3.2. Allocation factors
When several intermediate or finished products are produced simultaneously by the production cycle and when it is not possible to precisely attribute production costs to each specific product, these costs are allocated on the basis of allocation factors that reflect the economic reality of the production process (sales, volumes, etc.).
Referring to IAS 2, par 16 :
- The allocation of indirect charges to the cost of transforming products is based on the normal capacity of the production installations. The normal capacity is the average production that is expected from a certain number of years or seasons in normal circumstances (taking into account the loss of capacity generated by scheduled maintenance work).

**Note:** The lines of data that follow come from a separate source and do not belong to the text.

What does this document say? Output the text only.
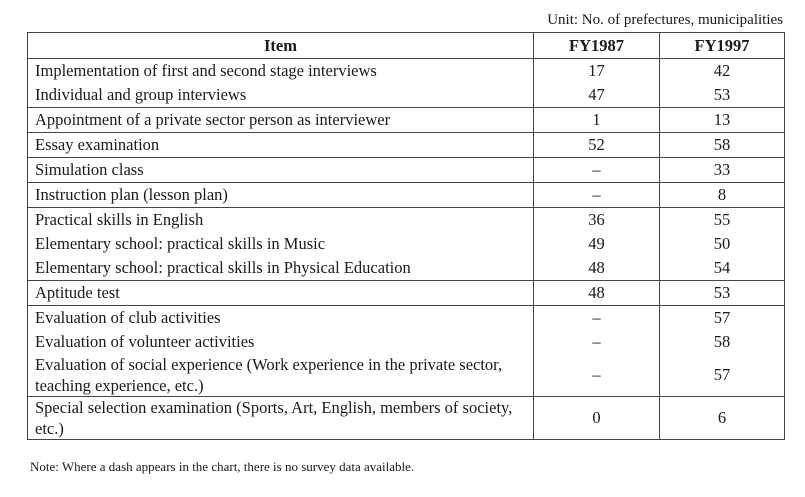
Unit: No. of prefectures, municipalities
Item	FY1987	FY1997
Implementation of first and second stage interviews	17	42
Individual and group interviews	47	53
Appointment of a private sector person as interviewer	1	13
Essay examination	52	58
Simulation class	–	33
Instruction plan (lesson plan)	–	8
Practical skills in English	36	55
Elementary school: practical skills in Music	49	50
Elementary school: practical skills in Physical Education	48	54
Aptitude test	48	53
Evaluation of club activities	–	57
Evaluation of volunteer activities	–	58
Evaluation of social experience (Work experience in the private sector, teaching experience, etc.)	–	57
Special selection examination (Sports, Art, English, members of society, etc.)	0	6
Note: Where a dash appears in the chart, there is no survey data available.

- The indirect charges allocated to each unit produced are not increased by a decrease in production or unused production. The unallocated indirect charges are posted as an expense for the year in which they are incurred (under miscellaneous production).
- During periods of abnormally high production, the total indirect charges allocated to each unit produced are reduced so that the inventories are not valued above their cost.
These concepts are consistent with the standard cost approach.
4. Cost formulas
- (IAS 2, par 25)
The cost of inventories (…) shall be assigned by using the (…) weighted average cost formula. An entity shall use the same cost formula for all inventories having a similar nature and use to the entity. For inventories with a different nature or use, different cost formulas may be justified. - (IAS 2, par 27)
(…) Under the weighted average cost formula, the cost of each item is determined from the weighted average of the cost of similar items at the beginning of a period and the cost of similar items purchased or produced during the period. The average may be calculated on a periodic basis, or as each additional shipment is received, depending upon the circumstances of the entity.